月うさぎ

フレディ・マーキュリー:キング・オブ・クイーンの月うさぎのレビュー・感想・評価

2.5
お願い、全部は信じないで〜!!
QUEENのヴォーカリスト、フレディ・マーキュリーの生涯を証言や写真で振り返る典型的伝記ビデオ映像。なのですが。
EMI(レコード会社)の関係者やジャーナリストやカメラマンという特定の人(たった5人だよ)の「フレディを知ってる自慢」なだけです。
これは「本当に」身近にいた人が語るものではないと思う。例えばメアリー・オースティンとか、ジョン・ディーコンとかが語っているなら、信用していいと思うけれど。

びっくり発言はエリック・ホールだ。
EMIのプロモーターで凄いやり手。
彼の手がけた事による成功という部分はあるようだし、彼のQUEENへの愛もとても強いのも事実だと伝わってきます。
しかし

Killer Queen song about me
とか言っておる。
(どうやらこのVideoだけでなくあちこちで)
フレディに募る恋心を告白されたと、そして振ったと?!
ええええ?!

フレディ自身はKiller Queenに関しては高級コールガールがモデルだと言っているし。
曲が発表されたのは1974年、メアリー・オースティンにプロポーズしたのは1973年のクリスマス。「僕はバイセクシャルだと思う」と本人が認めたのは、1976年のこと。その後、ふたりは婚約を解消したという時系列。微妙。

エリック・ホールという人。相当怪しい。
まあ、大風呂敷を広げられる人でないと芸能の世界で「やり手」になんてなれないよね。
だから話半分に聞いて下さい。
お願い、信じないで!信じたくないし。

ポール・ガンバッチーニ氏の話は悪くないです。
ご自身、ゲイであったことからフレディとはその部分で通じていることがあったようです。QUEENの他のメンバーはストレートなので、フレディのセクシャリティーについては関わらない、というか、あえて無視しようとしていた気がします。メディアの仕事をしているという以外に、ゲイ同士の世界の中で(ゲイ御用達の店とかパーティーとか)繋がりのあった人だと思われます。

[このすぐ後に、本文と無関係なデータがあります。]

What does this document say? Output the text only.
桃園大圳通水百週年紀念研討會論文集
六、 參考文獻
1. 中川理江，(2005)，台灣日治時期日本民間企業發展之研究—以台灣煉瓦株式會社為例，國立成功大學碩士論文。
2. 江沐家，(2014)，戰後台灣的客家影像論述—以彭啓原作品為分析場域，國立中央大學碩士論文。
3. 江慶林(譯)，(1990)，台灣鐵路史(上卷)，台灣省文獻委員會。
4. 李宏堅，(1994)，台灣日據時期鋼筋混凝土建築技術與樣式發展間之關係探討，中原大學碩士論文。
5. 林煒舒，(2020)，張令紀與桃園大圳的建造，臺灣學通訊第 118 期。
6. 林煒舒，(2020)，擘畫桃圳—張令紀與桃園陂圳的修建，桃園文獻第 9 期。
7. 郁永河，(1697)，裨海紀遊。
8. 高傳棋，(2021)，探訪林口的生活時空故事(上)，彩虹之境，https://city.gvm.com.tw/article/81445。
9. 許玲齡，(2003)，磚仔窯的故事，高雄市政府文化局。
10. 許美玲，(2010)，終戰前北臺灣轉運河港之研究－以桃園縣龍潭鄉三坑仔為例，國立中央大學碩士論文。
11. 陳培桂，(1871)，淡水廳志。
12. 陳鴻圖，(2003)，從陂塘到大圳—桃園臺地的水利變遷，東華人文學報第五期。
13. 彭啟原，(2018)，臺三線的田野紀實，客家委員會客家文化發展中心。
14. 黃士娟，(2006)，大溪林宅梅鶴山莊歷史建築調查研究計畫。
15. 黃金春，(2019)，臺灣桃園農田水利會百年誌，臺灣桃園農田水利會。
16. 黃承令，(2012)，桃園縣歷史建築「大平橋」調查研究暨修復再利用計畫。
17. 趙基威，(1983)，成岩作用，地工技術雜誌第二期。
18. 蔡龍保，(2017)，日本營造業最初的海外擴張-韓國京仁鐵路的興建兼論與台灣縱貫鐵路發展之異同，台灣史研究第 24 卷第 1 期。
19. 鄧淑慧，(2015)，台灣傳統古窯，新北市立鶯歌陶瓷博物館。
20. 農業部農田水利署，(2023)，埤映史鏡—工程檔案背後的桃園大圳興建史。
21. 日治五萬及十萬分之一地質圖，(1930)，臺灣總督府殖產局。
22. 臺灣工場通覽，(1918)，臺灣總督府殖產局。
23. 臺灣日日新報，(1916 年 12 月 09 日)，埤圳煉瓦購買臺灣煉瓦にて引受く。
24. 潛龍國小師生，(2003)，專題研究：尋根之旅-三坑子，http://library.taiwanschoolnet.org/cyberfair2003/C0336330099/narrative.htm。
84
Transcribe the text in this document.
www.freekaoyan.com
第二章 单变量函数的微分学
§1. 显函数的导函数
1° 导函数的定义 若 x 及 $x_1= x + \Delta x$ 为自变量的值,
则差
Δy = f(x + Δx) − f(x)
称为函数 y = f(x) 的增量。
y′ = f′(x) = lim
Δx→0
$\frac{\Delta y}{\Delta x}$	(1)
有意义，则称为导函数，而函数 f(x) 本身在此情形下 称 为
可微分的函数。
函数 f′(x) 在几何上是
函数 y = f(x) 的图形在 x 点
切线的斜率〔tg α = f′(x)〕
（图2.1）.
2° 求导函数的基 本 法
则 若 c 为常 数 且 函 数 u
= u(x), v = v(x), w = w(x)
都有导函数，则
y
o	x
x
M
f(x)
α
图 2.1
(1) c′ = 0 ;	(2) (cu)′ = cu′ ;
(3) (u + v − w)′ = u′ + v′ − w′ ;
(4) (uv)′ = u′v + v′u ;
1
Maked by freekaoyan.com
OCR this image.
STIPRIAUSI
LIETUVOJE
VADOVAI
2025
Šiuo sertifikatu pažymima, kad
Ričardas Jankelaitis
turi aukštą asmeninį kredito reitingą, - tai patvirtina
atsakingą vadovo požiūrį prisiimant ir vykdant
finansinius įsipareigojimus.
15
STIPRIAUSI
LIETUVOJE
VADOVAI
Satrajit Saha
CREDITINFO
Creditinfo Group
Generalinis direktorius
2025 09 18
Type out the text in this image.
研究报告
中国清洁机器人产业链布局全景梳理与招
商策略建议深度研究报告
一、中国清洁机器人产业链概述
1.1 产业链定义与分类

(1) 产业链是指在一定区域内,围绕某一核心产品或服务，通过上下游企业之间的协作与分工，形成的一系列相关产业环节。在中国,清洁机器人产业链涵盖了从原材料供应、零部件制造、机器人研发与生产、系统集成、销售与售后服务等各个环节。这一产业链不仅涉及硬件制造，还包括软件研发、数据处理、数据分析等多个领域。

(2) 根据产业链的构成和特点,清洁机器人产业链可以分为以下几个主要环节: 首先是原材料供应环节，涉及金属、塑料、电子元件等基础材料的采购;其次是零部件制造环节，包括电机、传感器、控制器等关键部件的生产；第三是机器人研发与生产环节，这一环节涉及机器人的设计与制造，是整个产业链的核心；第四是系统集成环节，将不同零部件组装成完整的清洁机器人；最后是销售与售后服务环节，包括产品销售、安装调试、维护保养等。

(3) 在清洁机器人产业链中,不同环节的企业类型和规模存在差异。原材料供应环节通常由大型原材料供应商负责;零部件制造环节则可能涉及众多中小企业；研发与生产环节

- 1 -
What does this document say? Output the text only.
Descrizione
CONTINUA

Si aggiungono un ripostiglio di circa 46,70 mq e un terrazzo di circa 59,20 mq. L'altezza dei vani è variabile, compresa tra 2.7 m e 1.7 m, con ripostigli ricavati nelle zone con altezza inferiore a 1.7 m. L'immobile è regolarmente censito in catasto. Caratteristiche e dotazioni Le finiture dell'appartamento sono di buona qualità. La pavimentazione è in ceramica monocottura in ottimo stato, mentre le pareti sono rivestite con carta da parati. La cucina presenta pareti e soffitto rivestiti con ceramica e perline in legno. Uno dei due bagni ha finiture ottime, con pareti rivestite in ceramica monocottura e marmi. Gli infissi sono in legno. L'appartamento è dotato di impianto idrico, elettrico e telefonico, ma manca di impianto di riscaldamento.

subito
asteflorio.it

普通ミュージシャンのストーリーをドキュメンタリーとして描く場合、ミュージシャン仲間の発言などが入るものですか、ブライアンがちょこっと喋るくらいで、他誰も出てきません。
EMI関係者が音楽の事を語りますが、多くはフレディがいかに独特だったかという事と彼のセクシャリティーについての話でした。

QUEENをリアルタイムで知っていた世代なので、白黒時代もバレエタイツも見ていたし、フレディがゲイ(当時はホモセクシャルと言っていた)な事も、ファンなら高校生でも知っていたし、ニジンスキー氏を敬愛していた事もよく知られていました。
(バレエダンサーでゲイとしても有名)
彼が短髪革ジャンにイメチェンした時は「ああ、カミングアウトして、そっち系(アメリカ方面のハードゲイ)に行っちゃったか!」と思ったものです。
ヴィレッジ・ピープルを代表に彼らのファッション・スタイルの情報も入っていたので、分かりやす過ぎでした。
心配したのはQUEENの他のメンバーはフレディがあれでいいのか?という事の方でしたね。
彼が全寮制学校に入っていた時から同性愛は始まっていたという話も当たり前のように広まっていたし、むしろ女の恋人がいた方が驚きだった位で。
70年代の中高生にとっては同性愛は抵抗が無いどころか歓迎されていたのですから。

そして今回も思うのは、フレディが知られたく無かったのは「本当の素顔の自分」なのだよね。死んだ後に根掘り葉掘り暴かれたくないだろうなーという事でした。
エンターテイナーとしてのフレディ・マーキュリー。
それは彼にとって何だったのか?
ペルソナ?
違う気がする。
フレディはデヴィッド・ボウイとは全然違う。
フレディ・マーキュリーとして生きることに全身全霊を捧げた人なのだと思うのです。